As many people were expecting, the Bank of England (BoE) has moved to control mortgage lending, restricting to 15 per cent the proportion of mortgages that can exceed a loan-to-income ratio (LTI) of 4.5.
A look at recent data from the Council of Mortgage Lenders (CML) however shows that nowhere in the UK has ever approached that ratio.
The closest the UK has ever been to this cap was in the first quarter of this year (the most recent quarter for which CML provides data), when the average ratio across the UK as a whole stood at 3.23.
In that quarter Greater London saw loans climb to a median LTI ratio of 3.72. You have to look back to 2001 to find a quarter where the median ratio in Greater London was nearly a whole point down, at 2.77.
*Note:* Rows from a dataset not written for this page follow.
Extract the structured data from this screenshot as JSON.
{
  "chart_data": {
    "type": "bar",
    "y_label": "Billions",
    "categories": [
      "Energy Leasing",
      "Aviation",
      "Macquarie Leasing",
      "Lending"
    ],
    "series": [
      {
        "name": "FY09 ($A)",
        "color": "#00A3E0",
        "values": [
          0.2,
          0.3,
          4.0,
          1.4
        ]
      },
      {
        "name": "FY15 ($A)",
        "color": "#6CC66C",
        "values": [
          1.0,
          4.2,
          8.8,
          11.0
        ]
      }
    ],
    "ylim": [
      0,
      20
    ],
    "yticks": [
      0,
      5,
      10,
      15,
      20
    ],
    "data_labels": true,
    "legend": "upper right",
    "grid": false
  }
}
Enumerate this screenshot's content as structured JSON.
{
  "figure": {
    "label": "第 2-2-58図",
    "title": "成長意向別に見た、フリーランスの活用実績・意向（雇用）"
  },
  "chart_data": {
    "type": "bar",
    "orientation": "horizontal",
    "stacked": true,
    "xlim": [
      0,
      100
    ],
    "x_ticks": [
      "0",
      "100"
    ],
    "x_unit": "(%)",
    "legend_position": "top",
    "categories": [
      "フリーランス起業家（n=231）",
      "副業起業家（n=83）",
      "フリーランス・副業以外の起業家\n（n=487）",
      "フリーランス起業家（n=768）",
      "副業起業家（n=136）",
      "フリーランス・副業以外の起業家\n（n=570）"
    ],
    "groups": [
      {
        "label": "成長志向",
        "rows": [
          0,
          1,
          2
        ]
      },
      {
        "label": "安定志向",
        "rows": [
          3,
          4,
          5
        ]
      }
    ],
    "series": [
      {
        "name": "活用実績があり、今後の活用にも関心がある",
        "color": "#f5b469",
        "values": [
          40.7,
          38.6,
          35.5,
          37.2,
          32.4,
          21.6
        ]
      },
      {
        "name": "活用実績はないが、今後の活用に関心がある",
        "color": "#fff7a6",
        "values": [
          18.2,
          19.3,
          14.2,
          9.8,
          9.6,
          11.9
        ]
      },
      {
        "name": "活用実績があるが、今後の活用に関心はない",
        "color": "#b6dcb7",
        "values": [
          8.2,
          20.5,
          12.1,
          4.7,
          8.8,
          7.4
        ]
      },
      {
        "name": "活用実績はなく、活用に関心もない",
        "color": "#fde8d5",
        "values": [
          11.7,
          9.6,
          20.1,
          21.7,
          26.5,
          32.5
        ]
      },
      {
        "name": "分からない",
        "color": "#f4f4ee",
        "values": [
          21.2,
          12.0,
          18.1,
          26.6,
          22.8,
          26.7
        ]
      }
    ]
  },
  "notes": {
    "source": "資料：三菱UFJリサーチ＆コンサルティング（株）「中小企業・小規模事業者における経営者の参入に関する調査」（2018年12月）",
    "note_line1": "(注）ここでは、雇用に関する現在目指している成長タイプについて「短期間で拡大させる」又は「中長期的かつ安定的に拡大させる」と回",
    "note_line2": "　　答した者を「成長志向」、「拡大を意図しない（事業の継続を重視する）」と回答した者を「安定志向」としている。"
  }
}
So what is the Bank controlling against? Paul Smee, director general of the CML, says that the BoE controls "are acts of future-proofing the market, not stamping on current practices." Staff at Threadneedle Street don't see current current mortgage markets as an imminent threat to stability, but want to act pre-emptively.
Smee suggests that the tools introduce today could stop a "creep towards higher indebtedness", rather than trying to tackle any irresponsible lending. But today's changes won't fix a longer-term problem. There still exists a very present gulf between supply and demand. Those that want houses are still finding that there are not enough available.
The BoE may partly be looking to future-proof the market because ratios have been climbing consistently, with London usually leading the rise. The chart includes London and those areas that have at some time or another had the highest LTI ratio in the UK.
The current upward trend is most likely a result of a rapid rise in house prices which has not been offset by a similar rise in wages. Since 1998 house prices have gone up by 158 per cent, while earnings growth hasn't kept up.
While it is possible that changing consumer preferences have moved towards spending more on housing, fueling larger ratios, this seems unlikely. Recent data shows the percentage of homeowners in the UK has actually been falling, albeit by a small amount.
Historically London has usually been on top, and although various regions have periodically unseated the capital, at no point since 1979 (when the data set begins) has London been out of the top spot for more than a year.
The last year that another region had a higher LTI ratio was in the second quarter of 1995, when the south east had a median ratio that was 0.01 higher. In 1993 the south west was 0.02 higher during the third quarter.